Servomotori, grande successo per i modelli brushless

servomotore brushless

Foto Shutterstock | Roman Kolbabek

Nel campo industriale e non solo molte aziende hanno adottato l’innovativa tecnologia dei servomotori brushless, in grado di offrire una serie di vantaggi operativi in diversi tipi di applicazioni.

Ovviamente, è fondamentale una corretta valutazione delle esigenze tecniche e operative, in quanto in alcune circostanze i motori tradizionali rappresentano ancora una soluzione più efficace.

Ad ogni modo, è innegabile il successo dei modelli brushless, spesso preferiti per i benefici offerti da questi componenti, il grande risparmio energetico dato da una resistenza meccanica inferiore, una silenziosità elevata e una manutenzione pressoché inesistente.

La diffusione dei motori a commutazione elettronica sta trovando ogni anno nuove applicazioni, grazie anche all’innovazione tecnologica e alle soluzioni personalizzate proposte da alcune aziende specializzate.

Dove trovare online motori brushless di qualità

Per integrare la tecnologia dei servomotori brushless è necessario rivolgersi a imprese serie e affidabili con grande esperienza nel settore. Servotecnica, per esempio, azienda attiva dal 1980 e pioniera nel Motion Control, in grado di proporre soluzioni meccatroniche per ogni esigenza, offre un vasto assortimento che comprende vari modelli di motori brushless e opzioni custom per necessità applicative particolari.

All’interno del catalogo dedicato si possono trovare motori progettati appositamente per sopportare temperature elevate, servomotori brushless a riduzione magnetica ad alta efficienza energetica e modelli specifici per ottenere alta velocità con un basso voltaggio.

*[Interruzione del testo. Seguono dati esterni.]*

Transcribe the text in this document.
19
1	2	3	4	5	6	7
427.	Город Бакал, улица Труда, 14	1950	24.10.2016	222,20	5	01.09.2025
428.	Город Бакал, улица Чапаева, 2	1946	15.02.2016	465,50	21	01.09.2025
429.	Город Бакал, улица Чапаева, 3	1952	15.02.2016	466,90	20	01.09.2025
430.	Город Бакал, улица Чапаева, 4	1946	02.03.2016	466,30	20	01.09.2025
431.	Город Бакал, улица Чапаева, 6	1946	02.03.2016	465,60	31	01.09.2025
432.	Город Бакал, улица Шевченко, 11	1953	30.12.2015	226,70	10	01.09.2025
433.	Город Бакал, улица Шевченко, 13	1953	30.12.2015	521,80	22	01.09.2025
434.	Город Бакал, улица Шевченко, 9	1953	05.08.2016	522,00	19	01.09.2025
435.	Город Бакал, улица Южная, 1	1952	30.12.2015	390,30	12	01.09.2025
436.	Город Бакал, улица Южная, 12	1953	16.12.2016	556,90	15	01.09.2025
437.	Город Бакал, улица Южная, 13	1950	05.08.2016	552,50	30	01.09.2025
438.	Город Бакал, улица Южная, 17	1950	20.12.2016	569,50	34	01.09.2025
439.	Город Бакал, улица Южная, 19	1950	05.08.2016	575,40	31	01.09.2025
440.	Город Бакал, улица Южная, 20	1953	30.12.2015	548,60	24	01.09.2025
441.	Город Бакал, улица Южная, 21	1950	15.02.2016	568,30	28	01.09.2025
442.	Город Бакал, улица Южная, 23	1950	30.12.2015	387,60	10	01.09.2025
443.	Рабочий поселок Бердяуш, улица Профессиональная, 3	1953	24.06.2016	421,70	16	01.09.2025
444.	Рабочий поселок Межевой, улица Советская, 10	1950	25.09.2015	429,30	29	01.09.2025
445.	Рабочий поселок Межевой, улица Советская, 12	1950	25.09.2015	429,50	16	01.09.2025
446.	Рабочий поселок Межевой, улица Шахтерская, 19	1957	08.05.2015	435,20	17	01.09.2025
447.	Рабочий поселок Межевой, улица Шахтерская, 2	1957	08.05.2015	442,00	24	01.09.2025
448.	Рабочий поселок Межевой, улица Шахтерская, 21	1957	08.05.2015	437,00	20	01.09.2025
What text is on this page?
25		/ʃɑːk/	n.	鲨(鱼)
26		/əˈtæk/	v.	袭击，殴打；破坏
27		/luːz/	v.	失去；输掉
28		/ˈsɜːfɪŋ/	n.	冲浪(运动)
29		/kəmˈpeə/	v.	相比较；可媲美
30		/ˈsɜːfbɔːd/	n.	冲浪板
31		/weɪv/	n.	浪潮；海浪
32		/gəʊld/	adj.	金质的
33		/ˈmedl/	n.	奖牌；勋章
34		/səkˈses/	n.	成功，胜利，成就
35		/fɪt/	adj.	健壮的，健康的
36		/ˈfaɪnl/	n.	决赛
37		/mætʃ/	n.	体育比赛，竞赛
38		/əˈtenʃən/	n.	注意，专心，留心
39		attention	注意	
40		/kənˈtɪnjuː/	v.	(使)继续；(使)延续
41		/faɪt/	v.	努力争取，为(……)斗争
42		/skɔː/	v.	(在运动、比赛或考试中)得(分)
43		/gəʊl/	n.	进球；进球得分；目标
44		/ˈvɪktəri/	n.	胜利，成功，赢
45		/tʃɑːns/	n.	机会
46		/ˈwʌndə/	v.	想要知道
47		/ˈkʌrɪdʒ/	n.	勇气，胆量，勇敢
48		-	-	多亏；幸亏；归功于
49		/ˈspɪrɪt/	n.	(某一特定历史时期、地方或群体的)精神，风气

I sistemi personalizzati permettono di implementare questa tecnologia anche in presenza di condizioni complesse, utilizzando delle motorizzazioni speciali progettate appositamente in base alle specifiche operative del progetto.

Come funziona la tecnologia brushless

Nei motori e nei servomotori tradizionali la commutazione viene garantita attraverso processi meccanici, tramite principi legati ai fenomeni fisici basati sull’elettromagnetismo. Questa configurazione assicura delle prestazioni elevate, soprattutto in termini di coppia e potenza generata alle alte velocità, tuttavia può comportare alcuni svantaggi, come l’usura delle componenti, la rumorosità e la necessità di una manutenzione costante.

La tecnologia brushless elimina i contatti elettrici striscianti all’interno della motorizzazione, con la gestione dell’inversione di corrente elettrica e dei relativi campi magnetici che viene effettuata da un apposito commutatore elettronico, rimuovendo il contatto meccanico tra il rotore e lo statore del motore. Questa soluzione assicura vantaggi importanti, che possono rendere il sistema più efficiente, silenzioso e sicuro. Oltre a garantire una maggiore silenziosità.

Allo stesso modo, è possibile evitare scintille per garantire elevati standard di sicurezza in ambienti complessi e condizioni a rischio, per la presenza di sostanze o agenti altamente infiammabili. Inoltre, anche i costi di manutenzione si riducono sensibilmente, andando a diminuire l’usura delle componenti attraverso l’eliminazione degli sticciamenti meccanici.

Cosa valutare nella scelta del servomotore brushless

Per quanto riguarda le caratteristiche tecniche, è necessario tenere conto di fattori come la velocità di rotazione, la tensione nominale, la potenza, le dimensioni e la coppia, scegliendo il modello più adatto in base alla precisione richiesta e alle performance del sistema.

In alcune applicazioni è importante optare per motori brushless completamente chiusi, dotati di standard elevati di protezione con certificazioni IP adeguati alle necessità operative.

In altri casi, invece, è opportuno preferire un dimensionamento compatto per esigenze di miniaturizzazione, utilizzando i servomotori brushless con alto numero di poli per ottimizzare la coppia alle basse velocità, contando su un sistema affidabile con un’eccellente risposta dinamica.

Allo stesso tempo, si può optare per un modello a bassa inerzia, ad esempio quando sono richieste capacità importanti di accelerazione per la massima efficienza energetica, con una gestione intelligente del calore per usufruire di una potenza continua.

Ad ogni modo, è essenziale valutare con attenzione ogni aspetto tecnico durante la pianificazione del sistema di motorizzazione, per capire quale tecnologia adottare e quando è necessario invece richiedere soluzioni custom su misura.